2- We follow one Marja’ because many scholars have stated it’s obligatory to follow the most learned. So if you believe one Marja’ to be the most learned (the best expert), you must follow him only. Yes, if you a believe a group of Maraje’ are equally knowledgeable, you can follow them. You don’t have to stick to one. Or if you believe one scholar is more knowledgeable in one field of law and another is more knowledgeable in another field, then you can follow them.
3- Over time, religious sciences developed and advanced. Those early scholars, even though they are not called Usulis, did use some Usuli principles to issue rulings. Over time, the science of usul became more advanced. Also, those early scholars had more clues to determine the authenticity of hadiths. They were much closer to the narrators and the Imams. In our era, due to the big historical gap between us and the Imams, we need more tools and Usuli principles to extract Islamic laws.

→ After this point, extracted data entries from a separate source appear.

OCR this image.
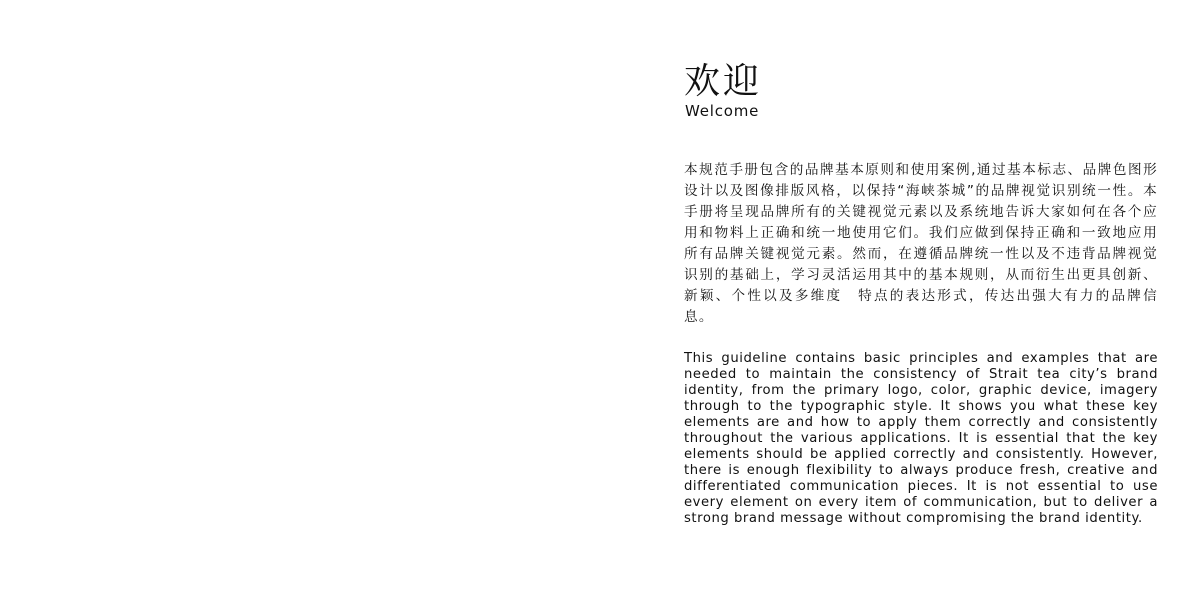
欢迎
Welcome

本规范手册包含的品牌基本原则和使用案例,通过基本标志、品牌色图形设计以及图像排版风格，以保持“海峡茶城”的品牌视觉识别统一性。本手册将呈现品牌所有的关键视觉元素以及系统地告诉大家如何在各个应用和物料上正确和统一地使用它们。我们应做到保持正确和一致地应用所有品牌关键视觉元素。然而，在遵循品牌统一性以及不违背品牌视觉识别的基础上，学习灵活运用其中的基本规则，从而衍生出更具创新、新颖、个性以及多维度　特点的表达形式，传达出强大有力的品牌信息。

This guideline contains basic principles and examples that are needed to maintain the consistency of Strait tea city’s brand identity, from the primary logo, color, graphic device, imagery through to the typographic style. It shows you what these key elements are and how to apply them correctly and consistently throughout the various applications. It is essential that the key elements should be applied correctly and consistently. However, there is enough flexibility to always produce fresh, creative and differentiated communication pieces. It is not essential to use every element on every item of communication, but to deliver a strong brand message without compromising the brand identity.
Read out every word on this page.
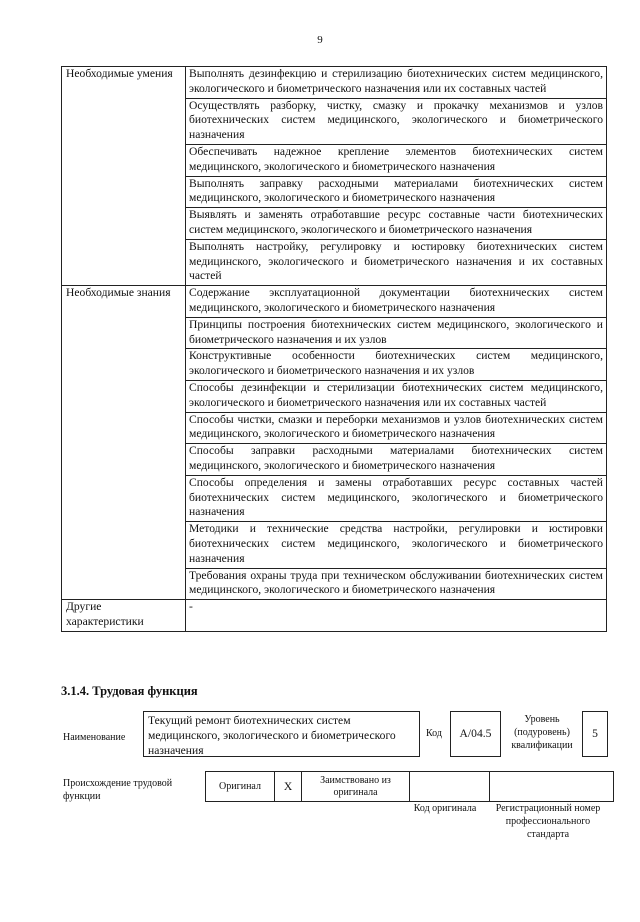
9
Необходимые умения	Выполнять дезинфекцию и стерилизацию биотехнических систем медицинского, экологического и биометрического назначения или их составных частей
	Осуществлять разборку, чистку, смазку и прокачку механизмов и узлов биотехнических систем медицинского, экологического и биометрического назначения
	Обеспечивать надежное крепление элементов биотехнических систем медицинского, экологического и биометрического назначения
	Выполнять заправку расходными материалами биотехнических систем медицинского, экологического и биометрического назначения
	Выявлять и заменять отработавшие ресурс составные части биотехнических систем медицинского, экологического и биометрического назначения
	Выполнять настройку, регулировку и юстировку биотехнических систем медицинского, экологического и биометрического назначения и их составных частей
Необходимые знания	Содержание эксплуатационной документации биотехнических систем медицинского, экологического и биометрического назначения
	Принципы построения биотехнических систем медицинского, экологического и биометрического назначения и их узлов
	Конструктивные особенности биотехнических систем медицинского, экологического и биометрического назначения и их узлов
	Способы дезинфекции и стерилизации биотехнических систем медицинского, экологического и биометрического назначения или их составных частей
	Способы чистки, смазки и переборки механизмов и узлов биотехнических систем медицинского, экологического и биометрического назначения
	Способы заправки расходными материалами биотехнических систем медицинского, экологического и биометрического назначения
	Способы определения и замены отработавших ресурс составных частей биотехнических систем медицинского, экологического и биометрического назначения
	Методики и технические средства настройки, регулировки и юстировки биотехнических систем медицинского, экологического и биометрического назначения
	Требования охраны труда при техническом обслуживании биотехнических систем медицинского, экологического и биометрического назначения
Другие характеристики	-
3.1.4. Трудовая функция
Наименование
Текущий ремонт биотехнических систем медицинского, экологического и биометрического назначения
Код	А/04.5
Уровень (подуровень) квалификации
5
Происхождение трудовой функции
Оригинал	X	Заимствовано из оригинала		
Код оригинала	Регистрационный номер профессионального стандарта
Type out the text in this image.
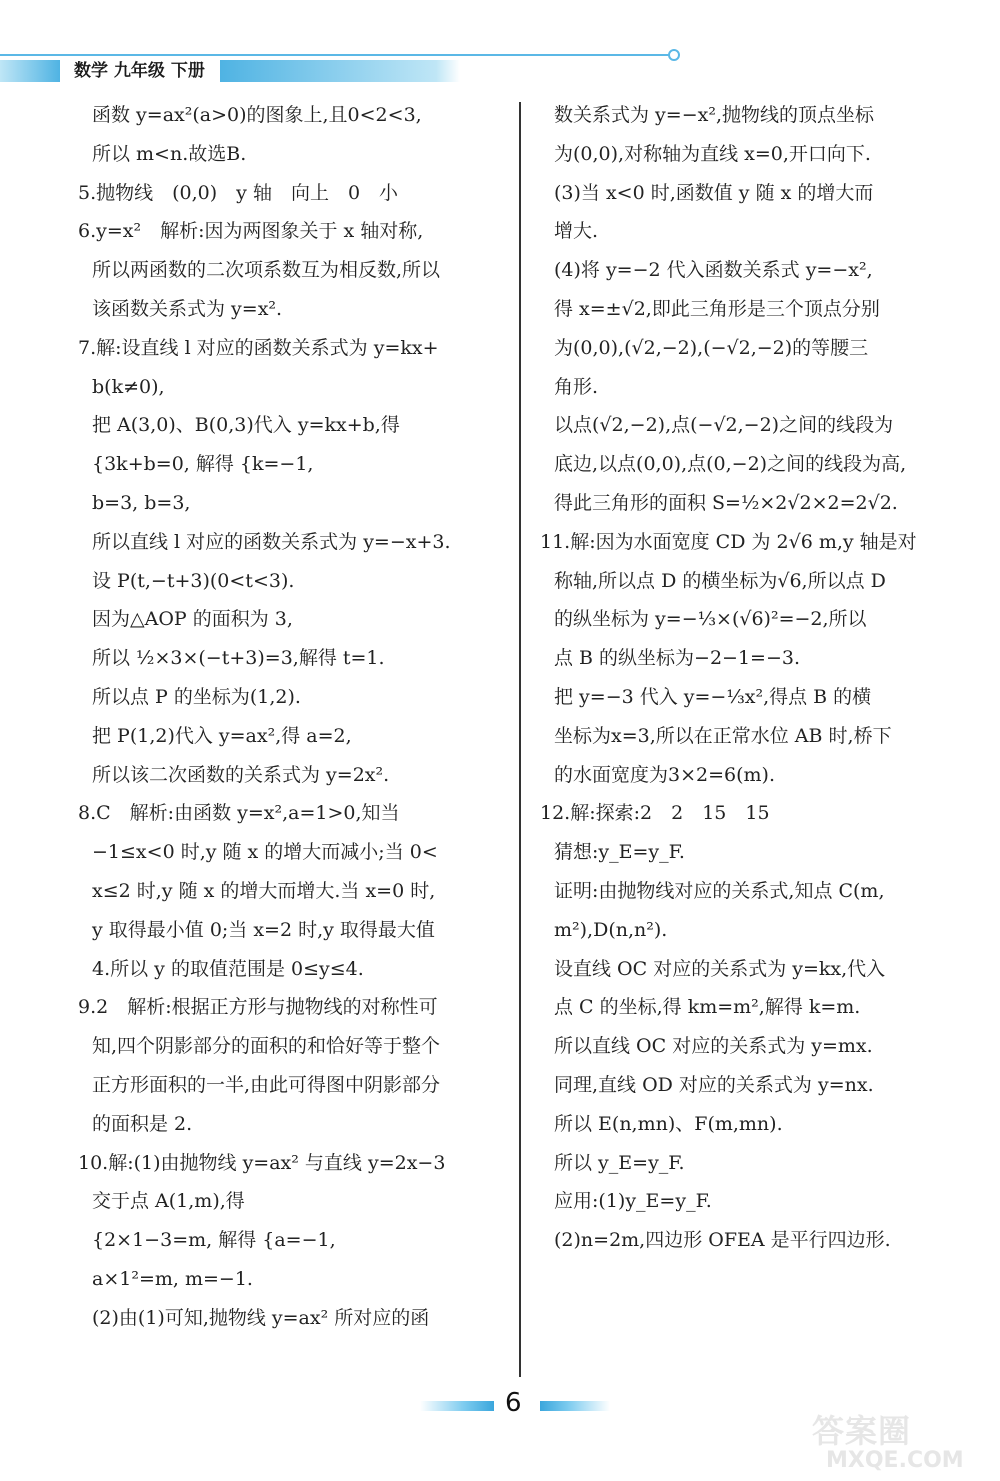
数学 九年级 下册
函数 y=ax²(a>0)的图象上,且0<2<3,
所以 m<n.故选B.
5.抛物线　(0,0)　y 轴　向上　0　小
6.y=x²　解析:因为两图象关于 x 轴对称,
所以两函数的二次项系数互为相反数,所以
该函数关系式为 y=x².
7.解:设直线 l 对应的函数关系式为 y=kx+
b(k≠0),
把 A(3,0)、B(0,3)代入 y=kx+b,得
{3k+b=0, 解得 {k=−1,
b=3, b=3,
所以直线 l 对应的函数关系式为 y=−x+3.
设 P(t,−t+3)(0<t<3).
因为△AOP 的面积为 3,
所以 ½×3×(−t+3)=3,解得 t=1.
所以点 P 的坐标为(1,2).
把 P(1,2)代入 y=ax²,得 a=2,
所以该二次函数的关系式为 y=2x².
8.C　解析:由函数 y=x²,a=1>0,知当
−1≤x<0 时,y 随 x 的增大而减小;当 0<
x≤2 时,y 随 x 的增大而增大.当 x=0 时,
y 取得最小值 0;当 x=2 时,y 取得最大值
4.所以 y 的取值范围是 0≤y≤4.
9.2　解析:根据正方形与抛物线的对称性可
知,四个阴影部分的面积的和恰好等于整个
正方形面积的一半,由此可得图中阴影部分
的面积是 2.
10.解:(1)由抛物线 y=ax² 与直线 y=2x−3
交于点 A(1,m),得
{2×1−3=m, 解得 {a=−1,
a×1²=m, m=−1.
(2)由(1)可知,抛物线 y=ax² 所对应的函
数关系式为 y=−x²,抛物线的顶点坐标
为(0,0),对称轴为直线 x=0,开口向下.
(3)当 x<0 时,函数值 y 随 x 的增大而
增大.
(4)将 y=−2 代入函数关系式 y=−x²,
得 x=±√2,即此三角形是三个顶点分别
为(0,0),(√2,−2),(−√2,−2)的等腰三
角形.
以点(√2,−2),点(−√2,−2)之间的线段为
底边,以点(0,0),点(0,−2)之间的线段为高,
得此三角形的面积 S=½×2√2×2=2√2.
11.解:因为水面宽度 CD 为 2√6 m,y 轴是对
称轴,所以点 D 的横坐标为√6,所以点 D
的纵坐标为 y=−⅓×(√6)²=−2,所以
点 B 的纵坐标为−2−1=−3.
把 y=−3 代入 y=−⅓x²,得点 B 的横
坐标为x=3,所以在正常水位 AB 时,桥下
的水面宽度为3×2=6(m).
12.解:探索:2　2　15　15
猜想:y_E=y_F.
证明:由抛物线对应的关系式,知点 C(m,
m²),D(n,n²).
设直线 OC 对应的关系式为 y=kx,代入
点 C 的坐标,得 km=m²,解得 k=m.
所以直线 OC 对应的关系式为 y=mx.
同理,直线 OD 对应的关系式为 y=nx.
所以 E(n,mn)、F(m,mn).
所以 y_E=y_F.
应用:(1)y_E=y_F.
(2)n=2m,四边形 OFEA 是平行四边形.
6
答案圈
MXQE.COM
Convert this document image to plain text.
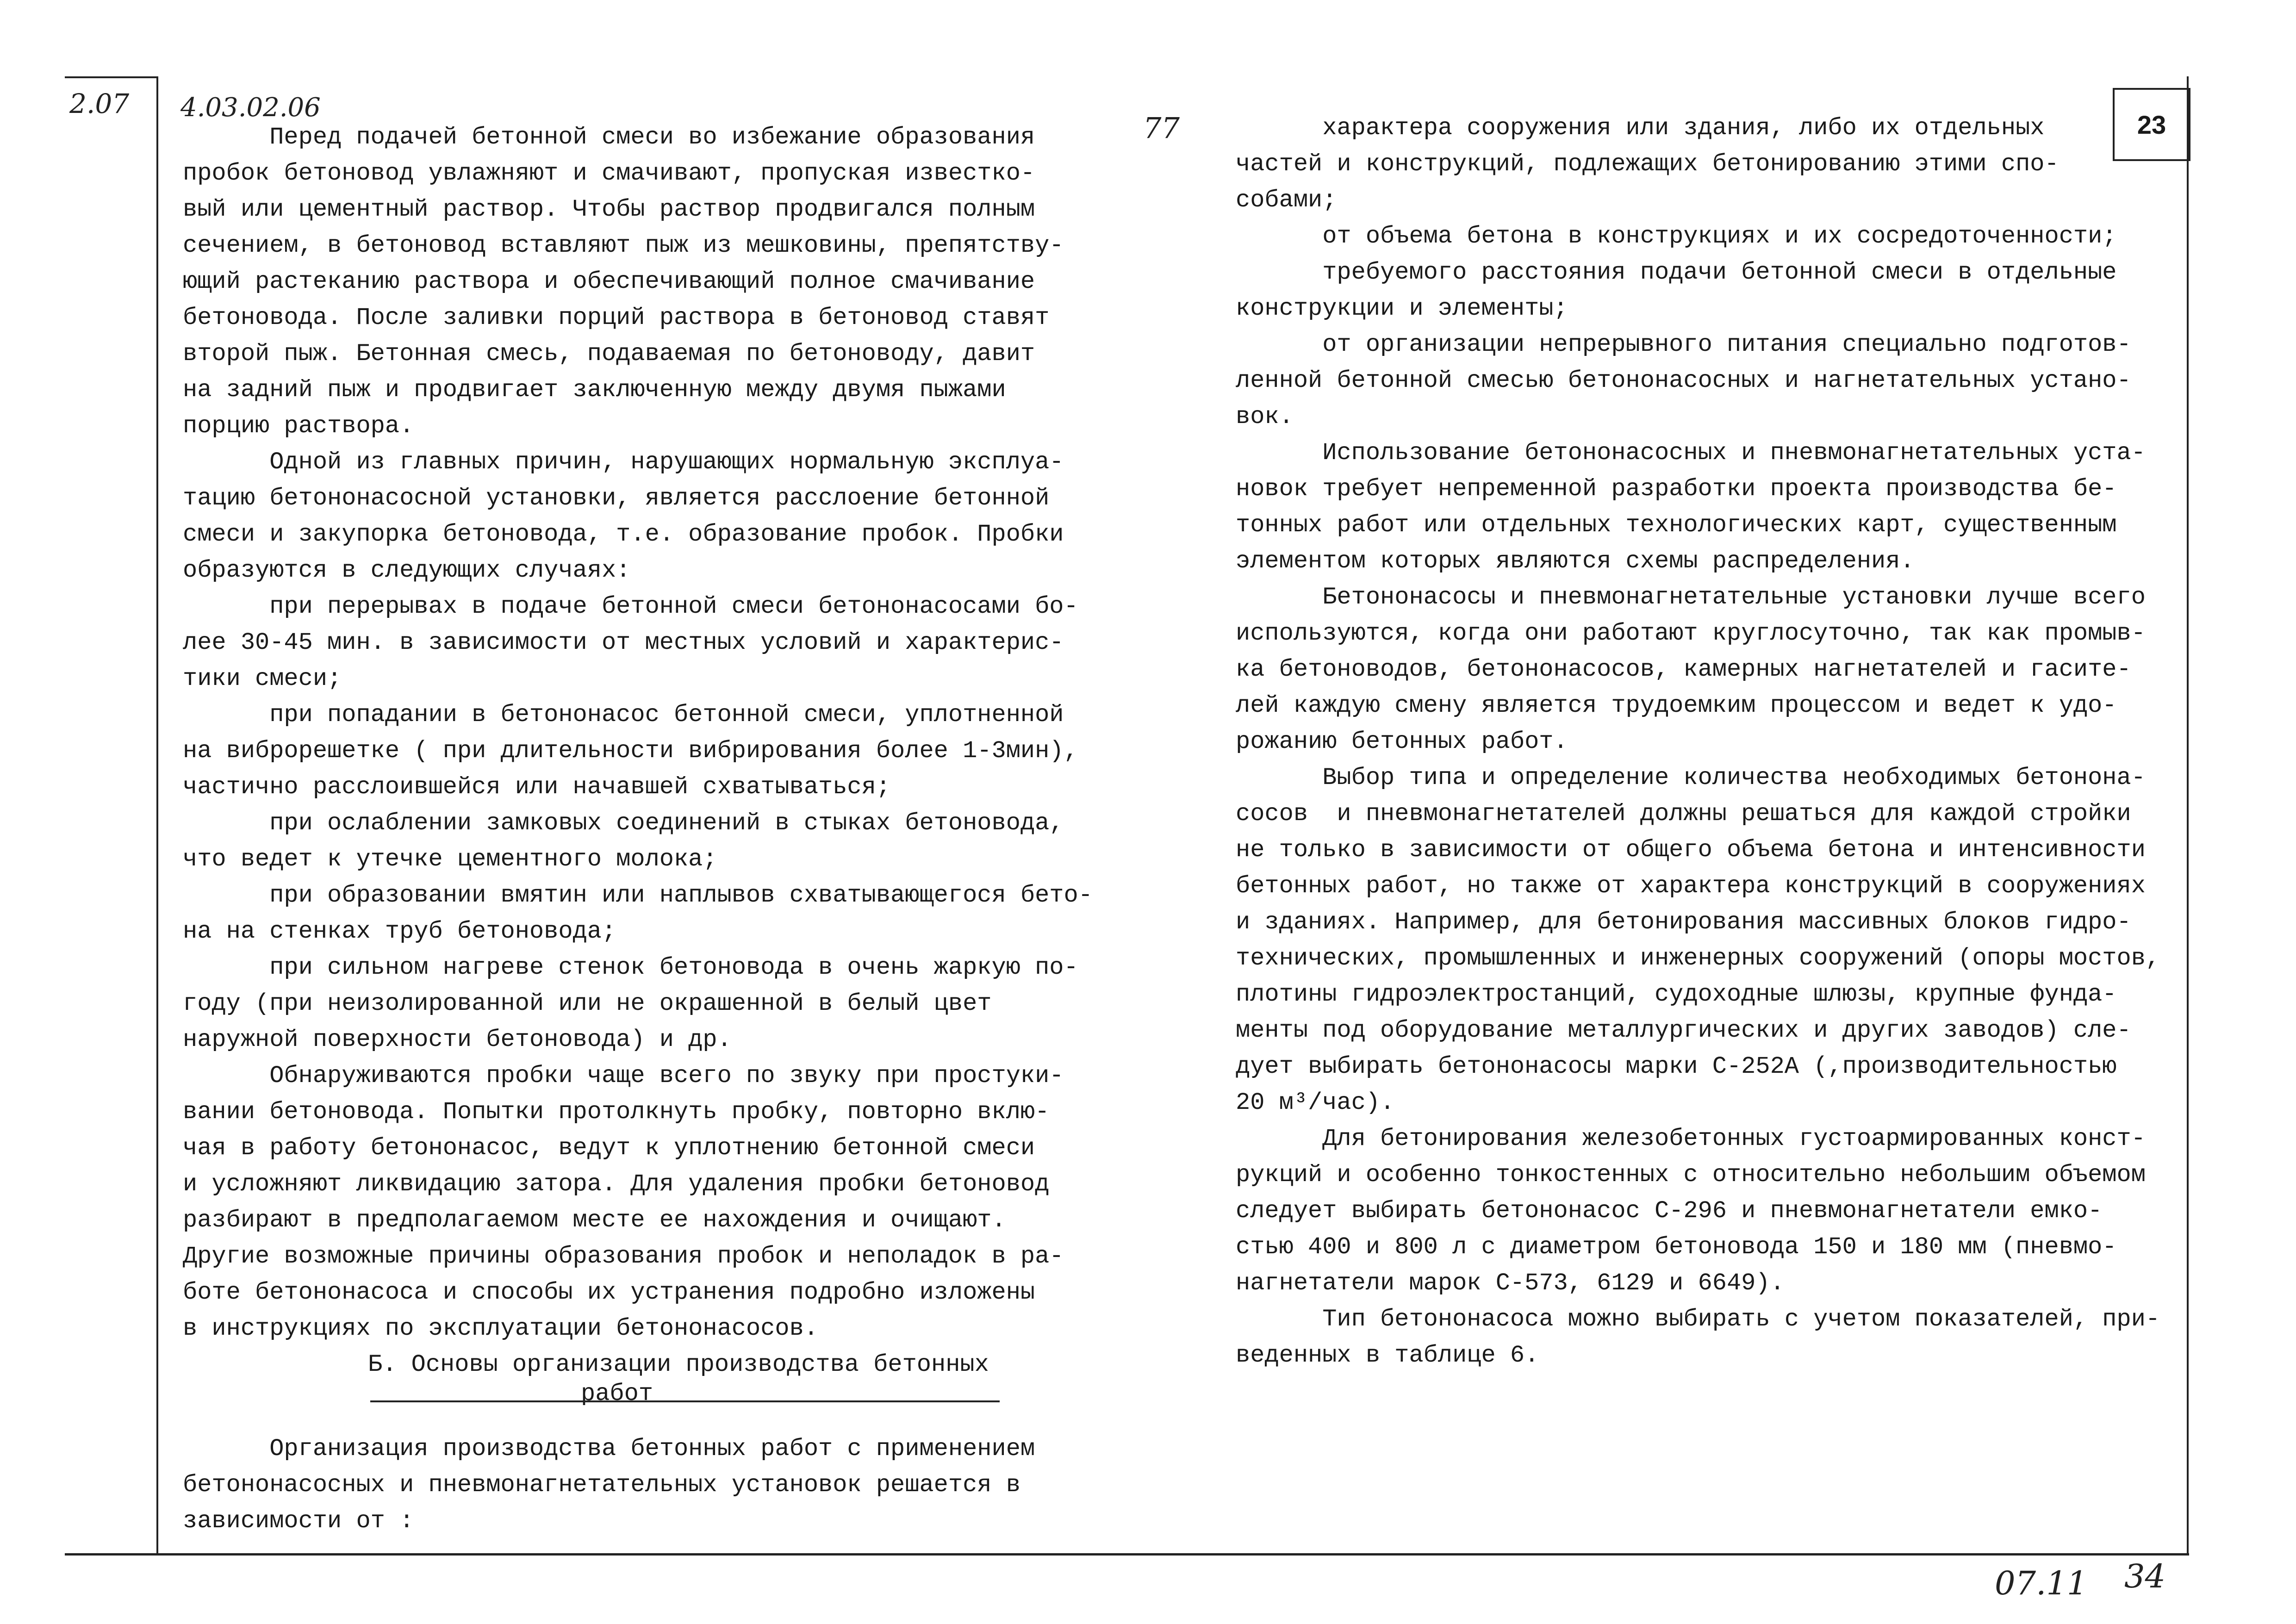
2.07 4.03.02.06
77	23
Перед подачей бетонной смеси во избежание образования
пробок бетоновод увлажняют и смачивают, пропуская известко-
вый или цементный раствор. Чтобы раствор продвигался полным
сечением, в бетоновод вставляют пыж из мешковины, препятству-
ющий растеканию раствора и обеспечивающий полное смачивание
бетоновода. После заливки порций раствора в бетоновод ставят
второй пыж. Бетонная смесь, подаваемая по бетоноводу, давит
на задний пыж и продвигает заключенную между двумя пыжами
порцию раствора.
Одной из главных причин, нарушающих нормальную эксплуа-
тацию бетононасосной установки, является расслоение бетонной
смеси и закупорка бетоновода, т.е. образование пробок. Пробки
образуются в следующих случаях:
при перерывах в подаче бетонной смеси бетононасосами бо-
лее 30-45 мин. в зависимости от местных условий и характерис-
тики смеси;
при попадании в бетононасос бетонной смеси, уплотненной
на виброрешетке ( при длительности вибрирования более 1-3мин),
частично расслоившейся или начавшей схватываться;
при ослаблении замковых соединений в стыках бетоновода,
что ведет к утечке цементного молока;
при образовании вмятин или наплывов схватывающегося бето-
на на стенках труб бетоновода;
при сильном нагреве стенок бетоновода в очень жаркую по-
году (при неизолированной или не окрашенной в белый цвет
наружной поверхности бетоновода) и др.
Обнаруживаются пробки чаще всего по звуку при простуки-
вании бетоновода. Попытки протолкнуть пробку, повторно вклю-
чая в работу бетононасос, ведут к уплотнению бетонной смеси
и усложняют ликвидацию затора. Для удаления пробки бетоновод
разбирают в предполагаемом месте ее нахождения и очищают.
Другие возможные причины образования пробок и неполадок в ра-
боте бетононасоса и способы их устранения подробно изложены
в инструкциях по эксплуатации бетононасосов.
Б. Основы организации производства бетонных
работ
Организация производства бетонных работ с применением
бетононасосных и пневмонагнетательных установок решается в
зависимости от :
характера сооружения или здания, либо их отдельных
частей и конструкций, подлежащих бетонированию этими спо-
собами;
от объема бетона в конструкциях и их сосредоточенности;
требуемого расстояния подачи бетонной смеси в отдельные
конструкции и элементы;
от организации непрерывного питания специально подготов-
ленной бетонной смесью бетононасосных и нагнетательных устано-
вок.
Использование бетононасосных и пневмонагнетательных уста-
новок требует непременной разработки проекта производства бе-
тонных работ или отдельных технологических карт, существенным
элементом которых являются схемы распределения.
Бетононасосы и пневмонагнетательные установки лучше всего
используются, когда они работают круглосуточно, так как промыв-
ка бетоноводов, бетононасосов, камерных нагнетателей и гасите-
лей каждую смену является трудоемким процессом и ведет к удо-
рожанию бетонных работ.
Выбор типа и определение количества необходимых бетонона-
сосов  и пневмонагнетателей должны решаться для каждой стройки
не только в зависимости от общего объема бетона и интенсивности
бетонных работ, но также от характера конструкций в сооружениях
и зданиях. Например, для бетонирования массивных блоков гидро-
технических, промышленных и инженерных сооружений (опоры мостов,
плотины гидроэлектростанций, судоходные шлюзы, крупные фунда-
менты под оборудование металлургических и других заводов) сле-
дует выбирать бетононасосы марки С-252А (,производительностью
20 м³/час).
Для бетонирования железобетонных густоармированных конст-
рукций и особенно тонкостенных с относительно небольшим объемом
следует выбирать бетононасос С-296 и пневмонагнетатели емко-
стью 400 и 800 л с диаметром бетоновода 150 и 180 мм (пневмо-
нагнетатели марок С-573, 6129 и 6649).
Тип бетононасоса можно выбирать с учетом показателей, при-
веденных в таблице 6.
07.11 34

4- Yes that which is haram stays haram till the Day of Judgment. Scholars accept that. However, they might have different understandings of the conditions of a particular ruling. For example, if a scholar believes that a particular game was haram only because it was gambling game, then if one day it’s not a gambling game it becomes halal.
Of course most scholars have not accepted this understanding of chess. They have said we don’t know why chess is haram—maybe it’s because it was a gambling game and because of other reasons. Hence they have maintained it’s haram.